A small group of protesters from Six Nations gathered at the First Gulf property at Wayne Gretzky Parkway and Henry Street on Friday to show their opposition to development taking place on the site.
Four people saying they are supporters of Six Nations Confederacy council attended the property. The site is slated for the development of a Harvey's restaurant and Leon's Furniture Store, among other projects.
City police were on the scene monitoring activity.
Six Nations resident Ruby Montour said the property belongs to Six Nations.
"We have had a confrontation at First Gulf before," Montour said. "These developers need to be informed by the city that this is Six Nations' land.
"The way we feel about it is different than how the city feels. It is still an empty field and it will stay that way until they talk to us."
Montour said the land was sold without the permission, knowledge or consent of Six Nations.
But Brantford Mayor Chris Friel said such actions "hurt everybody" and steps have been taken by the city to "extend its hand" to both Six Nations elected band council and Confederacy council.
"We have been more than willing to try and find benefits for all," Friel said. "It is unfortunate that there is a handful of individuals (that take this action)."
Friel said the city has received "positive responses" from both Six Nations councils.

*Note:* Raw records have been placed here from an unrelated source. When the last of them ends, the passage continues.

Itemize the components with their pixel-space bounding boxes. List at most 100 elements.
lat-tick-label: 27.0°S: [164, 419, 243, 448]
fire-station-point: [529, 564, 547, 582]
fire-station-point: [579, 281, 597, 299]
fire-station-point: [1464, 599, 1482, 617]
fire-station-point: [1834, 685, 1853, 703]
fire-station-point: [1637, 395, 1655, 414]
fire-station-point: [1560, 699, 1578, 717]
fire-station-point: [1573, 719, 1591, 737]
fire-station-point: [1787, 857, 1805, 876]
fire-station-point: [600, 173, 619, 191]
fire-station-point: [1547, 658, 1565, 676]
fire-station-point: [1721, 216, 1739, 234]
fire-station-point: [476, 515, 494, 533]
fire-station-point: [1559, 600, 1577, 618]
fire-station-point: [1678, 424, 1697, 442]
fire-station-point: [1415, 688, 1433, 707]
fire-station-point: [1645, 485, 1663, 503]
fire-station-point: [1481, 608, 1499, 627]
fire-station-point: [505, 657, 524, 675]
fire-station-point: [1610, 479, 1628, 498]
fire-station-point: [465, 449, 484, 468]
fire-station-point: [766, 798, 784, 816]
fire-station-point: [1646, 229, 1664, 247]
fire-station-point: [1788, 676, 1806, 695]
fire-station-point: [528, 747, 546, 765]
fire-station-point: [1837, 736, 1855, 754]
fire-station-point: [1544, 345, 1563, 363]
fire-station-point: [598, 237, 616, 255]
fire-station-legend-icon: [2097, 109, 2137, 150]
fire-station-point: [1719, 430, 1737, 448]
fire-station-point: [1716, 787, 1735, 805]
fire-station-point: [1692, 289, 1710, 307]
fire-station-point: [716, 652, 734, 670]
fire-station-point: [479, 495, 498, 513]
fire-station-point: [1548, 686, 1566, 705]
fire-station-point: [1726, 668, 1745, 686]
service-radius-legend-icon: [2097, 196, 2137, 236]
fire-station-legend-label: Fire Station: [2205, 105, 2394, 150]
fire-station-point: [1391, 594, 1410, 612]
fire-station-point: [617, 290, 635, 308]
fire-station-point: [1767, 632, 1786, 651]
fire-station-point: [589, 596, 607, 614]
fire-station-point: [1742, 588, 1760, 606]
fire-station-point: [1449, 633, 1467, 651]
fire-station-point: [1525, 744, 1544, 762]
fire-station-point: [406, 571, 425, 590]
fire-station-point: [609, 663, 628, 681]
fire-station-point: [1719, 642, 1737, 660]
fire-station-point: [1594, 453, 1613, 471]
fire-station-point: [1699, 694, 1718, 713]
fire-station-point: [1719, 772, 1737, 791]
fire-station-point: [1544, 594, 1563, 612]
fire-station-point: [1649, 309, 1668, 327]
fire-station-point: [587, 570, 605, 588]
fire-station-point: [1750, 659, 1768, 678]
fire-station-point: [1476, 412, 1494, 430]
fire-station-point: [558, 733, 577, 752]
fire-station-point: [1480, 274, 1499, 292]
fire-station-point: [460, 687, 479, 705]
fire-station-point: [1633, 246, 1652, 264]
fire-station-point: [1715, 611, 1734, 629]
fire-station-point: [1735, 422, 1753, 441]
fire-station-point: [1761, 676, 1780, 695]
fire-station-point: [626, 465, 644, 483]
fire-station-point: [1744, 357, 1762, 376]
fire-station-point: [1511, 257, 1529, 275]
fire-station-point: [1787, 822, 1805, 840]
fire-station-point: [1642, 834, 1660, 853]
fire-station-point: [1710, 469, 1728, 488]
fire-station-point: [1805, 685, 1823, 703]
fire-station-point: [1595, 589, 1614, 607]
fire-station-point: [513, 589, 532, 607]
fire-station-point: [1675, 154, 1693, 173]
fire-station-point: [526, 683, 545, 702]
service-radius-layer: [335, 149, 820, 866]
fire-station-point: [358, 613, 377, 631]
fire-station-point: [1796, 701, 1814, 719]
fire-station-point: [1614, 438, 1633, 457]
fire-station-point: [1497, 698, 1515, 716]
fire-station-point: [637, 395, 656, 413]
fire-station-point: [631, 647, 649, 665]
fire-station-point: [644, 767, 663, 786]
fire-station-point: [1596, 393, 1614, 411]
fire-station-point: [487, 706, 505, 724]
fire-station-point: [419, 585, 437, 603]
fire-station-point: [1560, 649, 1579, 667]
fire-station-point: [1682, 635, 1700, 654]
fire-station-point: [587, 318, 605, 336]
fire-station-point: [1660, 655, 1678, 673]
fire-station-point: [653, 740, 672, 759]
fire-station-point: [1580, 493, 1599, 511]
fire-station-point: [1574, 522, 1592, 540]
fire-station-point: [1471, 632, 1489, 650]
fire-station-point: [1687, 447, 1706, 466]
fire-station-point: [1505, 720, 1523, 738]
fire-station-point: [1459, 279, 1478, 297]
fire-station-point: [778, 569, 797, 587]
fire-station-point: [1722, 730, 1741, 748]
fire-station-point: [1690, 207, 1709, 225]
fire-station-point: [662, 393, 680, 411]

"Even now, we are in the midst of organizing meetings so we can come to an understanding on how to proceed," Friel said. "People on Six Nations, in Brantford and the County of Brant hurt when our development stops."
Six Nations resident Floyd Montour said if First Gulf wants to proceed with the development it needs to talk to Six Nations.
"If they give us royalties up front from each one of the entities, they can go ahead," Floyd said. "It is our land and we have a right to demand the royalties.
"The city doesn't care about us. No more will we be walked on."
Six Nations resident Wes Elliott said an Ontario Municipal Board agreement signed six years ago has not led to consultation with Six Nations.
"They are supposed to be consulting the Confederacy council and they are not," Elliott said. "That is why it has been vacant for six years."
The First Gulf property is included in the city's injunction against land claims protests at development sites.